La crise s’éternise et les agences les plus fragiles en subissent toujours plus durement les conséquences. Pour les gros réseaux, le constat est contrasté. Et si la grande distribution marque le pas, les agences en ligne ont le moral au beau fixe.

Les années se suivent et se ressemblent. Après un cru 2002 passé à panser les plaies consécutives au 11 Septembre, 2003 ne restera pas dans les annales. Une série de coups durs a achevé de décourager beaucoup d’agences de plus en plus fragiles économiquement. Et a entraîné une augmentation des faillites au fil des mois, avec un total de 107 défaillances sur l’année, selon l’Association professionnelle de solidarité (APS).

Révélateur de cette crise qui s’éternise, le baromètre de l’acti-vité des agences, réalisé par le Centre d’observation économique (COE) et le Syndicat national des agences de voyages (Snav), affiche pour la deuxième année consécu-tive une baisse, qui s’est amplifiée en 2003 (-2 % contre -0,4 % en 2002). Avec un recul de 1,5 %, l’activité billetterie a cependant mieux résisté que la revente de voyages à forfait, qui accuse un plongeon de 3,7 %. Il faut y voir la conséquence directe de la crainte des Français de voyager, alors que les bombes américaines commençaient à pleuvoir sur l’Irak. Et que les écrans de télévision renvoyaient les images d’Asiatiques, un masque sur le visage par peur du Sras.

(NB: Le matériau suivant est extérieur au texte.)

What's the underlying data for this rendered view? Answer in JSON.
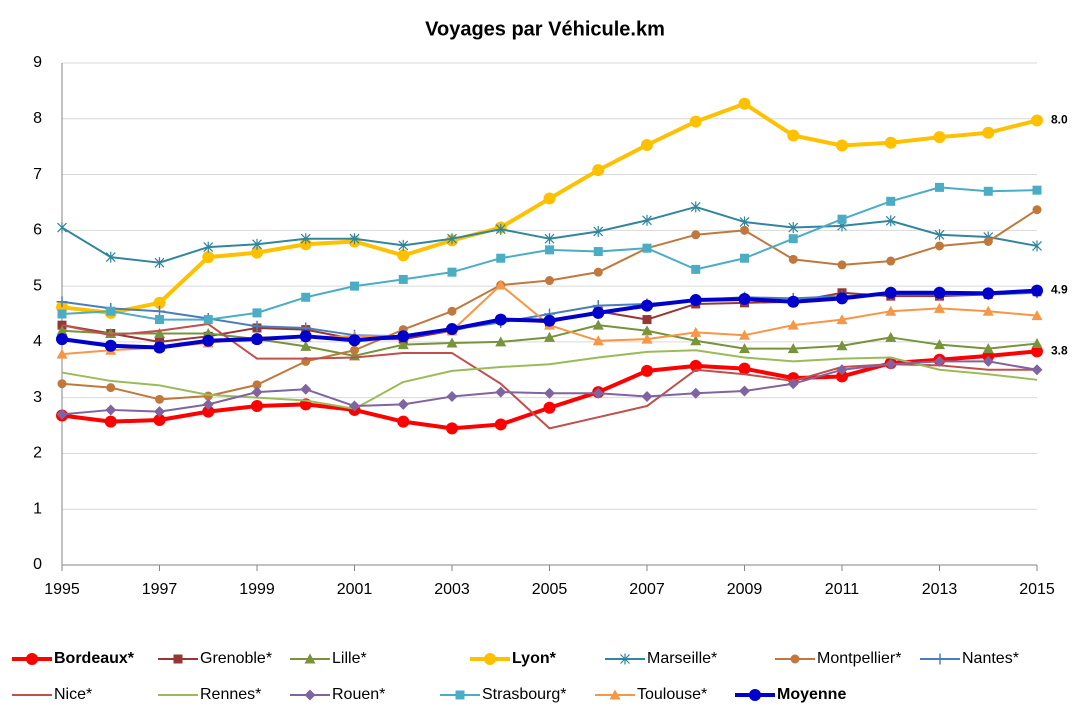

Dans cet environnement troublé, les réseaux ont différemment tiré leur épingle du jeu.

Manor savoure une dernière fois sa place de premier

2003 restera comme une année charnière pour le groupement d’intérêt économique (GIE) Manor, qui occupe la première place de ce classement pour la seconde année. Et sans doute pour la dernière fois, puisque le GIE a vu partir au 31 décembre dernier les réseaux Wasteels (passé dans le camp de l’Alliance.T), Protravel (fusionné avec Carlson Wagonlit Travel) ou encore Acta/CMB Voyages. L’arrivée de l’agence en ligne Lastminute.com est loin de compenser ces deux départs car Protravel représentait à lui seul près de la moitié du volume d’affaires de Manor. Le GIE devrait vraisemblablement chuter au niveau de Tourcom dans le palmarès 2004.

American Express Voyages d’affaires conserve sa place de numéro 2. Une performance toutefois médiocre, le réseau ayant intégré dans ses résultats ceux de son ancien concurrent Rosenbluth (environ 40 ME), racheté l’an dernier.

Carlson Wagonlit Travel grimpe à la troisième place de notre classement, conséquence du regroupement de ses activités loisirs et affaires. Un retour à la situation qui existait jusqu’au milieu des années 1990. CWT passera même numéro un en 2004, une fois la fusion avec Protravel validée. Le volume d’affaires cumulé des deux réseaux s’élevait à 2,4 milliards d’E en 2003. A noter que si l’Alliance.T constituait un véritable réseau et si l’on additionnait les chiffres de tous ses partenaires (Selectour, CWT, Protravel, Verney, Wasteels, JV Voyages, CIT…), elle représenterait un volume de 3,9 milliards d’E, loin devant tous les autres !

Désormais numéro quatre, Selectour a plutôt bien résisté à la crise. Le réseau à l’hippocampe affiche une hausse de 4,4 % de son volume d’affaires, à 1 260 ME, même s’il est passé de 532 à 525 points de vente. Il a repris le chemin de l’expansion cette année, en mettant en particulier la main sur les neuf agences de Voyages 31 (qui a donc quitté Manor), après avoir repris (toujours via sa filiale Selectour Finances), les points de vente Ocetour à La Rochelle, Cap Voyages à Rennes et à Paris…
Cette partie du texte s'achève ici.